Émaillé de témoignages et souvenirs d’Angela Bassett, d’Oprah Winfrey, du manager Roger Davies, du parolier Terry Britten, du coauteur de son autobiographie I, Tina, Kurt Loder - pour citer les plus célèbres - et de son mari Erwin Bach.

Le film est structuré autour de deux entretiens clés. Celui, récent, de Tina Turner dans sa retraite suisse et l’autre du journaliste Carl Arrington qui revient sur l’entretien capital que Tina lui accorda en 1981 pour la revue People - équivalent à l’époque d’un pure player faisant le buzz sur la scène de l’entertainment américain.

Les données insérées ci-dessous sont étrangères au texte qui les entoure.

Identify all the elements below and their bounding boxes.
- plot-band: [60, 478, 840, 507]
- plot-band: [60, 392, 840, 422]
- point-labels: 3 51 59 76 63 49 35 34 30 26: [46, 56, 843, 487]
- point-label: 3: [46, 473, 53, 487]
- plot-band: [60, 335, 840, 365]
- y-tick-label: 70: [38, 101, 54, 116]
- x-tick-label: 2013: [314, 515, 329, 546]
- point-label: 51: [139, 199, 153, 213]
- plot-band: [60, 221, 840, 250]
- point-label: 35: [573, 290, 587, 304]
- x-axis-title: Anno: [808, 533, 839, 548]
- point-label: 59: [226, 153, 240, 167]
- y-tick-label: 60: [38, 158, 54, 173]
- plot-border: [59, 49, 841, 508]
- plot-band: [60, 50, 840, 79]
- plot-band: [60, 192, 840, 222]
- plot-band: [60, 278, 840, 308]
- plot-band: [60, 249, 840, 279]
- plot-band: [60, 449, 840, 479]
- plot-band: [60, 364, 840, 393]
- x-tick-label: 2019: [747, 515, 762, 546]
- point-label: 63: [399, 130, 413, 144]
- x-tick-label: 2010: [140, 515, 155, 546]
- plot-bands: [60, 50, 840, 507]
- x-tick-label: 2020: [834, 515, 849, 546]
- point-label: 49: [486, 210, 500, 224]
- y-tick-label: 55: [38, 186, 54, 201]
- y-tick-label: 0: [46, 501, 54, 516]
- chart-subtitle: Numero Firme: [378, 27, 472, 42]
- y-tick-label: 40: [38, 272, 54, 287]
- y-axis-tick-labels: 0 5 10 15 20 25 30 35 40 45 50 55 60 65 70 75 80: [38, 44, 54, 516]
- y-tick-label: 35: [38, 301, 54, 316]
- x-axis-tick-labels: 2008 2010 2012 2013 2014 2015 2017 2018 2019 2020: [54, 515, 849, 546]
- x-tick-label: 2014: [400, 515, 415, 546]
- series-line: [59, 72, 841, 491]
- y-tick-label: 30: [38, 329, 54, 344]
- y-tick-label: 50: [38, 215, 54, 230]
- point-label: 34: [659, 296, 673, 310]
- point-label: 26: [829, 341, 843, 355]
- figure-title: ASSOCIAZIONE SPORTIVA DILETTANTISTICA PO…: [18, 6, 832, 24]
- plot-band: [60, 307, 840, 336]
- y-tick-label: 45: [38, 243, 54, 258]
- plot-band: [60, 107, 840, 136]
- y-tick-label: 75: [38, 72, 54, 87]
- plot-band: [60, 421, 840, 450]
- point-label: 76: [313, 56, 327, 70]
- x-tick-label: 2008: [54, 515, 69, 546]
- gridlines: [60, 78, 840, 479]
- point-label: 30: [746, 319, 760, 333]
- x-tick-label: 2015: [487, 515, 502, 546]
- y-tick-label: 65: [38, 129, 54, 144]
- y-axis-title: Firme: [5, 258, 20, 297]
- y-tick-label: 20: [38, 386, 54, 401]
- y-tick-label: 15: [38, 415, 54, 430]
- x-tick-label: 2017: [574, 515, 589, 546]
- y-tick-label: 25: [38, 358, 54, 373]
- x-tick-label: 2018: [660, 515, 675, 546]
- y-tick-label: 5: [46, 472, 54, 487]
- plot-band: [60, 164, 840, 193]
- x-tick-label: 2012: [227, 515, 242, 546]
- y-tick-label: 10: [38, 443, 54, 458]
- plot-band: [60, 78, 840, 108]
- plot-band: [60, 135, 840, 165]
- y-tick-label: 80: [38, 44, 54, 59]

Le journaliste rappelle qu’il s’attendait à un très classique entretien promo d’une chanteuse sur le retour, en train d’opérer son virage du R’n’B vers le rock - elle allait devenir la première chanteuse noire à remplir des stades entiers. Quand, à sa surprise, Tina aborde les violences et abus physiques que lui a infligés son ex-mari Ike Turner. On peut entendre dans le film des extraits de l’enregistrement original de cette conversation charnière.

Pionnière

À l’heure post-#MeToo, Tina apparaît comme une pionnière, première célébrité à avoir publiquement pris la parole pour témoigner de la sorte. Après des années de silence, c’est le refus de se laisser enfermer dans le statut de victime qui a motivé sa démarche.

Le documentaire rappelle à quel point ce premier exemple fut libérateur pour nombre de femmes au début des années 1980. Le couplet sur la force libératrice du pardon, inspirée du bouddhisme, ajoute à la force de son témoignage.

L’autre dimension pionnière que Tina remet en exergue est l’extraordinaire reconversion de la dame à l’âge de 45 ans, alors que toute l’industrie de l’époque la tenait pour has-been. Qu’on ait aimé ou non son rock eighties plus ou moins formaté, la réussite de l’entreprise force le respect. On peut voir en elle une source d’inspiration de bien des divas pop-rock qui l’ont suivi.

Cette double relecture de Tina redonne une vivacité et une modernité à une histoire édifiante qui avait déjà été maintes fois contée.

Tina Documentaire De Dan Lindsay et T. J. Martin Photographie Dimitri Karakatsanis et Megan Stacey 1h58.